No, You Cannot Hug It Out

Miles B
3 min readMay 13, 2021
Israeli nationalists celebrating a fire on the Al-Aqsa mosque compound (May 10, 2021)

For other terminally-online politically-minded people, the past week has been gripping and harrowing. As someone who has closely followed the brutal colonization and subjugation of the Palestinian people for over a decade, the images, notably disparate in affect, from Israel, the occupied West Bank and Gaza are all terribly familiar to me. A new development in this distressing escalation, observed 10,000 miles away in California, is the markedly improved social media visibility and response from liberals and leftists. Once a decidedly unspeakable topic in American political discourse, criticism of the Israeli state is no longer an anti-Semitic scarlet letter. Nuanced discussion on America’s confidence and support of apartheid is no longer instantly shouldered.

Then-Vice-President Biden speaking at AIPAC 2016

Policing of critical discussion, however, has taken on a new form; the requirement of unwavering support for Israel has shifted to the expectation of a nakedly centrist stance. This stance requires one to note that the oppressor and the oppressed have equal standing, much like the centrist Instagram infographics and Tweets that cropped up during the last year’s George Floyd uprisings to diminish the terrorism committed by American police. Let me not mince words — one cannot accuse “both sides” of being equally bad where scales are tipped, by several degrees of magnitude, in the favor of “one side.” In the case of the current escalation of conflict in Israel and Palestine, shareable centrist content amounts to stories of Jewish and Arab Israelis sharing a good time in Tel-Aviv, giving apologia for IDF bombings of innocent civilians, or discussing the marginal enfranchisement of the few Arab Israeli citizens. These narratives may very well shore up the case for a multi-cultural and empathetic Israeli state in many people’s eyes.

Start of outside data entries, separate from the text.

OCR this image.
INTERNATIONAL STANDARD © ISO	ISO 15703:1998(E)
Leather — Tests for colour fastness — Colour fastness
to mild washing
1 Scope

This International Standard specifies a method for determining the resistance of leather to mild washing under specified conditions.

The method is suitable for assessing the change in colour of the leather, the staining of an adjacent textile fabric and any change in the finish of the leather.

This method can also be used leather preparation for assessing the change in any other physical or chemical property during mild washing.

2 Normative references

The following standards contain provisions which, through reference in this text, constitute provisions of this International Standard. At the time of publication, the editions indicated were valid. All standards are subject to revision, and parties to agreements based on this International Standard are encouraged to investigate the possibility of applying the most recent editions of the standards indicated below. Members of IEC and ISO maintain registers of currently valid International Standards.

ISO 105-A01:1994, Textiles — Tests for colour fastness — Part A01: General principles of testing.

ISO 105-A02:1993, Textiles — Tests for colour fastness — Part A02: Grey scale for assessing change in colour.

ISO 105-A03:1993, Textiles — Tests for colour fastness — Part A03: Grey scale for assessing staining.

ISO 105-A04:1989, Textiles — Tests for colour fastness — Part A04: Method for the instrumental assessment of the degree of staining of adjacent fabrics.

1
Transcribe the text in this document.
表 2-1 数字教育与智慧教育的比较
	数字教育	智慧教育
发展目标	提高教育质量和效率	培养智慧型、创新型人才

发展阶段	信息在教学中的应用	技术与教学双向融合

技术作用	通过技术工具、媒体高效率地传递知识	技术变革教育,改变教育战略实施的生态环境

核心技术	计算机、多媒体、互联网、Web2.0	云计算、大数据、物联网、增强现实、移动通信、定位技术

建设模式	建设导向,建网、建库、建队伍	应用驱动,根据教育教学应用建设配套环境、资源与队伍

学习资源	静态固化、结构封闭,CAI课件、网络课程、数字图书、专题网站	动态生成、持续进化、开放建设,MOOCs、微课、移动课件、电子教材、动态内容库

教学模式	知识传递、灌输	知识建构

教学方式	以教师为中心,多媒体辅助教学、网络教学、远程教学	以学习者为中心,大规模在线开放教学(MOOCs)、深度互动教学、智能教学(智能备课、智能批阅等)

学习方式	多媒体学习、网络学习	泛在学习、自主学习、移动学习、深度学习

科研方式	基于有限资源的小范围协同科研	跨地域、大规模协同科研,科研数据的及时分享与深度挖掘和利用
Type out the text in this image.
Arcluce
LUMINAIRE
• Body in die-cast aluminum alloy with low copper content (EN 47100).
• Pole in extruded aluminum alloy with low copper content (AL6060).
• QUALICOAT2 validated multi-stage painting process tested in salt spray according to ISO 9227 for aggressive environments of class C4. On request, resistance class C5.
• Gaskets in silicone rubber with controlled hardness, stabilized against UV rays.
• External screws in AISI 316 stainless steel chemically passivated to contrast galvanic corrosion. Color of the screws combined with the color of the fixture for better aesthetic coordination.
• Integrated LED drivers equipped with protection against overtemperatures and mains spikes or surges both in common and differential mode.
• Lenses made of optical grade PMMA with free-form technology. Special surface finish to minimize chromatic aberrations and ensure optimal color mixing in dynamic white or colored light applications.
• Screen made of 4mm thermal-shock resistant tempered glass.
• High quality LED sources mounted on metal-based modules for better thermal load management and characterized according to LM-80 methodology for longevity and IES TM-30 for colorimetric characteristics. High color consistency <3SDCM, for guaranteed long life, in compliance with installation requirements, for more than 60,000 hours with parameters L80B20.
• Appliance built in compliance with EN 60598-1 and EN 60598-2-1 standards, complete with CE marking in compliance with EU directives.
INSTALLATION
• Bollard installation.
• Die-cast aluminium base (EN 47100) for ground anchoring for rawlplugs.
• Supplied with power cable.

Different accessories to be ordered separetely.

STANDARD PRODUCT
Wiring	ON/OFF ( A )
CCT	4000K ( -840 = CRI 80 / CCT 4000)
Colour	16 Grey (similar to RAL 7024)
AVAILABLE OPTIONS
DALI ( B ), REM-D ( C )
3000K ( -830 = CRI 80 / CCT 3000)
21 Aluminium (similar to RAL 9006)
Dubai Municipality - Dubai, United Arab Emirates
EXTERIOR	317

But left out are the narratives of African Jews, Palestinians living under military occupation in the West Bank, and Gazans living in the world’s largest open-air prison.

Gaza under fire from IDF airstrikes (May 12, 2021)

Furthermore, these narratives draw up calls parallel to those issued last summer for the police to, essentially, hug it out with their community. This amounted to dance parties, pickup basketball, and ineffective programs of modest reforms. It did nothing to serve the greater cause of holding unjust power and the state to account. Frankly, it served to allow unjust power and the state monopoly on violence to continue relatively unfettered and without criticism. Anecdotal evidence that typical Israeli citizens (Jewish, Arab or otherwise) may get along does not address nor offer redress to the eviscerating intergenerational trauma visited upon the quasi-stateless Palestinians. A complete restructuring of the Israeli state and political culture is the only path forward for there to be happy times amongst the inhabitants of that Vermont-sized postage stamp.

The political structure designed by the Oslo Accords has proven an abject failure; no longer is a two-state solution possible in the region. At this point in time, without discussing how a single Israeli/Palestinian state may effectively be achieved, we may condemn the acts of those who hold power.

Former UK Labour leader Jeremy Corbyn protesting against South African apartheid (1984)

Without even mild criticism of the war crimes sponsored and committed by the Israeli government, police and military, one cannot begin to address and accept the abhorrent conditions, material and mental, of the Palestinian people living under occupation. Without a valid critique in this vein, we might not ever be able to acknowledge Palestinian humanity in a manner that could allow healing to begin. Like with all causes for liberation throughout history and across the world, we must call into question why dehumanization has been allowed to get to this point. We must call into question the motivations of historic and contemporaneous Israeli statecraft.